China 'world's most financially secure country'
Updated: 2013-05-21 01:46
By ZHENG YANGPENG (China Daily)
China has emerged as the most financially secure country in an index jointly launched by PICC Property and Casualty Co Ltd, the largest non-life insurance company in the Chinese mainland, and Genworth Financial Inc, a Fortune 500 insurance holding company.
The report surveyed 13,000 households in 14 European countries, and five Latin American countries and China. China scored 78 out of 100, the highest score of any country and the highest since the index was launched in 2007.
Only 3 percent of Chinese households are financially vulnerable, whereas the same figure for Germany is 22 percent and 26 percent for France, according to the report.
Of more than 1,000 households surveyed in Beijing, Guangzhou, Shanghai and Wuhan, only 1 percent said their financial situation will worsen over the next 12 months. Only 3 percent believed they were financially vulnerable, while 97 percent said that they have rarely experienced financial problems or had a positive outlook for the future.
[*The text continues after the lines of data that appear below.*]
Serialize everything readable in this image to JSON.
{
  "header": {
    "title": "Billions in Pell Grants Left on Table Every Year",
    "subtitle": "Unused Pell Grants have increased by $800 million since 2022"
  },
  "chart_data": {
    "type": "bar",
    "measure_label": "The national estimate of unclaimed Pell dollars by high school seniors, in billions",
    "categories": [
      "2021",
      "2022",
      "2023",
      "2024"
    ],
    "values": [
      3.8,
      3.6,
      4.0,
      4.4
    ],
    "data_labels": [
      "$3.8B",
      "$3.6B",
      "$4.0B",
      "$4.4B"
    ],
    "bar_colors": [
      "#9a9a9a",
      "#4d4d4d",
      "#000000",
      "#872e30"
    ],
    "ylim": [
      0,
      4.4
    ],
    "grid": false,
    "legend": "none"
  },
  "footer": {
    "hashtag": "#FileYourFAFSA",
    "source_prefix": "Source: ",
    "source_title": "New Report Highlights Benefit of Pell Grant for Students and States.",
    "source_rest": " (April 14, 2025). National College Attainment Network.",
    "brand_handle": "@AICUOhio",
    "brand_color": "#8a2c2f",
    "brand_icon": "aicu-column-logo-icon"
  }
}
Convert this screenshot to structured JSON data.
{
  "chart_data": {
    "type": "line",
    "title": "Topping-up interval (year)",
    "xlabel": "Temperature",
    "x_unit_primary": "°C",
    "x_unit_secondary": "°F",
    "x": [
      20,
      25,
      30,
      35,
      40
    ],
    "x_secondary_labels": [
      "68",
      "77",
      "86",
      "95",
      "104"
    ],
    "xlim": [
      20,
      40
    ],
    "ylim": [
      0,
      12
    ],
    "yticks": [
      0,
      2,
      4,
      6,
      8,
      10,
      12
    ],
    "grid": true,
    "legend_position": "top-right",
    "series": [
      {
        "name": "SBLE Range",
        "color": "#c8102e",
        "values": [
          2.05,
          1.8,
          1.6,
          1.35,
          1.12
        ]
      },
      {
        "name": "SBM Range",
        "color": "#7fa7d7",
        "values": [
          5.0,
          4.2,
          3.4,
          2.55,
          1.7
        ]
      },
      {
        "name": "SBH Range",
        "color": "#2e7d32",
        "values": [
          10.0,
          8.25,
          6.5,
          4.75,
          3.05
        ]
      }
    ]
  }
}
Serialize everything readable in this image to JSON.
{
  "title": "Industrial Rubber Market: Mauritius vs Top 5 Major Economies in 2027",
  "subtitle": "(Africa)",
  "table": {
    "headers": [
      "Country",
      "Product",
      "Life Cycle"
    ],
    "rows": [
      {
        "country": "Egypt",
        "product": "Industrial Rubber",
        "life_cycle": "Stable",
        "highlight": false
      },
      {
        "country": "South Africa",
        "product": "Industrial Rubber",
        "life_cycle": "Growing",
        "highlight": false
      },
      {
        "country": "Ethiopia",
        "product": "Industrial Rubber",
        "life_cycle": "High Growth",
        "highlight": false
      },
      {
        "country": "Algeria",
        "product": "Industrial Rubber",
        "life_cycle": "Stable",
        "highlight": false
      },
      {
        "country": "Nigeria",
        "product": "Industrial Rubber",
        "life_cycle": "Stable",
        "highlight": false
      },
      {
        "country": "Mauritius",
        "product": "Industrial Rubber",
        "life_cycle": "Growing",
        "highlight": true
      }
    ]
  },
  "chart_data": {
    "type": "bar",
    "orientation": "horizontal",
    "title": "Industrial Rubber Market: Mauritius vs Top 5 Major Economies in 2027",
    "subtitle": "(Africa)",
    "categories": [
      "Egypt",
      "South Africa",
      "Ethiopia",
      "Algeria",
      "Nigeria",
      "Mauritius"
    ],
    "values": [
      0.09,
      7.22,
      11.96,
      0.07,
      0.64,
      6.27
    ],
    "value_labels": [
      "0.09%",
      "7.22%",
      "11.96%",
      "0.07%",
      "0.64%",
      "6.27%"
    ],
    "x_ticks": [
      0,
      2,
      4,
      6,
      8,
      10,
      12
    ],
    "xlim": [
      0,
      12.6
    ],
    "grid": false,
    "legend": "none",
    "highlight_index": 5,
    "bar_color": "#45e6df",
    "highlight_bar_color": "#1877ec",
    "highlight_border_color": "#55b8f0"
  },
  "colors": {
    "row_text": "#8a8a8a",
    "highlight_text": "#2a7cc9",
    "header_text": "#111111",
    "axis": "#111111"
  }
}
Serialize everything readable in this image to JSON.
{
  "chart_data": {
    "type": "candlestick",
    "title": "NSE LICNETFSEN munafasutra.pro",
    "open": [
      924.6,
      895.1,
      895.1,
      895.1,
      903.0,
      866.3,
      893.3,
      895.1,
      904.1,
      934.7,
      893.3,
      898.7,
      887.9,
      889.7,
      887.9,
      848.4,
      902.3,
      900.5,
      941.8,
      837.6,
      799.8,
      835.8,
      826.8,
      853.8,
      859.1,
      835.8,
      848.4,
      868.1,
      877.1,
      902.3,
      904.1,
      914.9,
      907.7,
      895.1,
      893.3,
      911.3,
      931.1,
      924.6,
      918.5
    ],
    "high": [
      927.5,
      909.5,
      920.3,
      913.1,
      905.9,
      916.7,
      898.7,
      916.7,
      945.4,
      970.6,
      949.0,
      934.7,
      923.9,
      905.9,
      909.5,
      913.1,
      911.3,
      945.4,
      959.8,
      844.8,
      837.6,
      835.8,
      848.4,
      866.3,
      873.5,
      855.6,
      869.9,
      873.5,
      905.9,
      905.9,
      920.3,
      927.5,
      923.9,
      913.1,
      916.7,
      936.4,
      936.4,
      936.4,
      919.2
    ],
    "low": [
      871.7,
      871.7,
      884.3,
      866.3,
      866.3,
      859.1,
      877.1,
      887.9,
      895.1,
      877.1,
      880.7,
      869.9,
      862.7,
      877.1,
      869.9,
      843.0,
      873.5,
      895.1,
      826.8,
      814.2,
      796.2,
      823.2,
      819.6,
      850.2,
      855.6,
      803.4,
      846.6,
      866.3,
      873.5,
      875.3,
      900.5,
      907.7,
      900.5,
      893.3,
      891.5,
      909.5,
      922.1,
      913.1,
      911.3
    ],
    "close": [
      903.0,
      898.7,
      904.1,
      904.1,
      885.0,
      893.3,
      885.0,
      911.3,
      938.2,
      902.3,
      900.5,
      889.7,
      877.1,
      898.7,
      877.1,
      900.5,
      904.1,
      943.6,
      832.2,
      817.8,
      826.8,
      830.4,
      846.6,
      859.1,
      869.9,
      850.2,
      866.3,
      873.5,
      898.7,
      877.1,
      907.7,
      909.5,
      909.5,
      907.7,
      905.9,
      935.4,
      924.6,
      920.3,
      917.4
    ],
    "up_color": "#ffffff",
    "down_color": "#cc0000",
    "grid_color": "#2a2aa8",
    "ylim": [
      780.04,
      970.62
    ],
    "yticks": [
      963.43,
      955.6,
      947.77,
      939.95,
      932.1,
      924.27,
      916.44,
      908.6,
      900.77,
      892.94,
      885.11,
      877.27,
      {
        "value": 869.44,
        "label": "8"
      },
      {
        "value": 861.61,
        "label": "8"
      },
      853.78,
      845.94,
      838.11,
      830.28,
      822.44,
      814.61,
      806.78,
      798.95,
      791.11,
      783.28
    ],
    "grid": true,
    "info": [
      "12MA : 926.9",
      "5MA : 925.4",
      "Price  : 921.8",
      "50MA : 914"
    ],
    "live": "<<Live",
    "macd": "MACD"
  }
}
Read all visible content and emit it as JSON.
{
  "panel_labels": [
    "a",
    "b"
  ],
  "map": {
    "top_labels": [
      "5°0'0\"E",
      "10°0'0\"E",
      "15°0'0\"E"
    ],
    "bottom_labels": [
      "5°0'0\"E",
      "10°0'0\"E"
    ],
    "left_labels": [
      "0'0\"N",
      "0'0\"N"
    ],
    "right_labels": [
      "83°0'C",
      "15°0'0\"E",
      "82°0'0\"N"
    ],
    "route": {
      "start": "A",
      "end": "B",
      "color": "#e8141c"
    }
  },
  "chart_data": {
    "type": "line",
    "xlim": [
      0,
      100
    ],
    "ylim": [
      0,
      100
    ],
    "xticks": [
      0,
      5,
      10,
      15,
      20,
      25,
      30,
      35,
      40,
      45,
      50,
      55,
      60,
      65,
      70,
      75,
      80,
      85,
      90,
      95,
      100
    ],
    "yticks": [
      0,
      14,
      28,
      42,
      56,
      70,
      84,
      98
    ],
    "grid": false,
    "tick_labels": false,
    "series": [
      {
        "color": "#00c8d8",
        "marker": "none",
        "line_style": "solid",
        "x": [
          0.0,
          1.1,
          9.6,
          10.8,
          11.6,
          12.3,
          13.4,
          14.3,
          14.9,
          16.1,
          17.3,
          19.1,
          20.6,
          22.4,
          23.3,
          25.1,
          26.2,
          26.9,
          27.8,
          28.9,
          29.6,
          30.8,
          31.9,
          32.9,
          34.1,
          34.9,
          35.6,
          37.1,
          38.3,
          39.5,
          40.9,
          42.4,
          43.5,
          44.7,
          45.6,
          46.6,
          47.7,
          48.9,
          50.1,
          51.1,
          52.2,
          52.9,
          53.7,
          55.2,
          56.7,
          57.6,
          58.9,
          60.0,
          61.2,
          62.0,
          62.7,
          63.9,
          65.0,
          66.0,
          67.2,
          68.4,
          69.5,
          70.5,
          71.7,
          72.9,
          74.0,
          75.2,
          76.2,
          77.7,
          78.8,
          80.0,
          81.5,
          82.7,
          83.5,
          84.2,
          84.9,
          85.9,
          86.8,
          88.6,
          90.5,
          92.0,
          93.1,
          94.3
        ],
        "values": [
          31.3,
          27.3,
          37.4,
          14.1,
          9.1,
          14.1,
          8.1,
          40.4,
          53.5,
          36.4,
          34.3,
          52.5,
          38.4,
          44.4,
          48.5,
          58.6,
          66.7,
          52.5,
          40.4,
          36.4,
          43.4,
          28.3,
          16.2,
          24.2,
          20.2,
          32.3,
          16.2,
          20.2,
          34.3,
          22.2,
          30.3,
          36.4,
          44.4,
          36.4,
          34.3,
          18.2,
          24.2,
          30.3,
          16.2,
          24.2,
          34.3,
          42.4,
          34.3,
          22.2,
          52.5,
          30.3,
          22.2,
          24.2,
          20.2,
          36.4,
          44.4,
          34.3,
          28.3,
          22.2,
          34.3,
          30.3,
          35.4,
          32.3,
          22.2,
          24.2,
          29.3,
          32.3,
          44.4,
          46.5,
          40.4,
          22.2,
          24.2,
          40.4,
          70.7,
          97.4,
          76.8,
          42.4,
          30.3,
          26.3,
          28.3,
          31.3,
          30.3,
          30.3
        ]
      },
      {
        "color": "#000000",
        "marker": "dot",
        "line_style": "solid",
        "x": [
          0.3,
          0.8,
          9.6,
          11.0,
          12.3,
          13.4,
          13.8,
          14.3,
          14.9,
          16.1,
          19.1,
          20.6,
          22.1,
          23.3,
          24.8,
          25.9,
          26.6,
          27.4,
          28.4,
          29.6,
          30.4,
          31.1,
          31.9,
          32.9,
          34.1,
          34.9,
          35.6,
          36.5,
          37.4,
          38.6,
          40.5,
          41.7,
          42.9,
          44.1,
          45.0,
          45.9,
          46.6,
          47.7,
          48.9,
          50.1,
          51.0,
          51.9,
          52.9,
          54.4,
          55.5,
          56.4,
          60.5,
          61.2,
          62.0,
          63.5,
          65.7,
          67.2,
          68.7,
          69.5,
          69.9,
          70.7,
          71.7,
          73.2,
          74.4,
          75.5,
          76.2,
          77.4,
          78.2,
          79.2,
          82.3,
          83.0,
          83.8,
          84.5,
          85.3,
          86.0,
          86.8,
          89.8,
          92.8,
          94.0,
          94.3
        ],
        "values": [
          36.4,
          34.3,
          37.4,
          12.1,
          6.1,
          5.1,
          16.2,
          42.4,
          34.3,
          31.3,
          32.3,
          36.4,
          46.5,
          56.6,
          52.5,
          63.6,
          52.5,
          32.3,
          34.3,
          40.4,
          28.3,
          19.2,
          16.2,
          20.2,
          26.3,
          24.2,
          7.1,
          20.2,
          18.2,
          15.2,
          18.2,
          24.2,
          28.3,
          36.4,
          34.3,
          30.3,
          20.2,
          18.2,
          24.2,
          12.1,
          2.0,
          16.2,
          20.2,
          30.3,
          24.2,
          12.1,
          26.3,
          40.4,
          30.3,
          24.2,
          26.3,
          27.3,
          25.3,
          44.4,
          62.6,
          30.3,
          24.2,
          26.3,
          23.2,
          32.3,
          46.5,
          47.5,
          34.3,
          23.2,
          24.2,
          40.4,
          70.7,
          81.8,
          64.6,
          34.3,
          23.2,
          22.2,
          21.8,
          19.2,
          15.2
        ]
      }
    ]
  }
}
Henry Chang, general manager of Genworth Consulting Services (Beijing) Ltd, said: "While Chinese households are very positive about their financial situations, they do have a number of short-term to medium-term concerns regarding job security, credit viability and income stream."
Digging deeper into the survey's underlying results, some 39 percent said they had seen their total household income fall due to several factors. Forty-eight percent reported it was due to a drop in level of income, 20 percent reported it was due to stopping work for health reasons, and 12 percent said it was due to job loss.
Chang said PICC and Genworth planned to fill this gap with their products. He also noted that a major reason for China's high savings ratio is the lack of social security coverage.
The top concern for Chinese respondents in terms of their financial security, according to the survey, was their income from work, followed by cost of living and social security. By contrast, the top concern for European respondents in terms of their financial security was the cost of living, then came income from work and savings levels.
Kevin Fleming, Genworth's vice-president for new markets, said that in southern Europe where countries were hit hardest by the sovereign debt crisis, people were more likely to link their financial security with the wider economy, whereas in China people were much less concerned with the wider economy.
Fleming noted that 76 percent of Chinese respondents said they have as much in savings as they receive in income every month.
Northern Europe was still the most financially secure region in Europe, according to the report, with Norway and Sweden ranked just after China. Three percent of respondents in Norway and 5 percent in Sweden reported feeling financially vulnerable.
An earlier report by the Southwestern University of Finance and Economics found that the average asset of a Chinese household is 1.21 million yuan ($195,000), and their average liability is 62,600 yuan.
The majority of Chinese household assets were in property. PICC and Genworth's report cautioned that Chinese households were too focused on property investments, and said their investment portfolio should be diversified.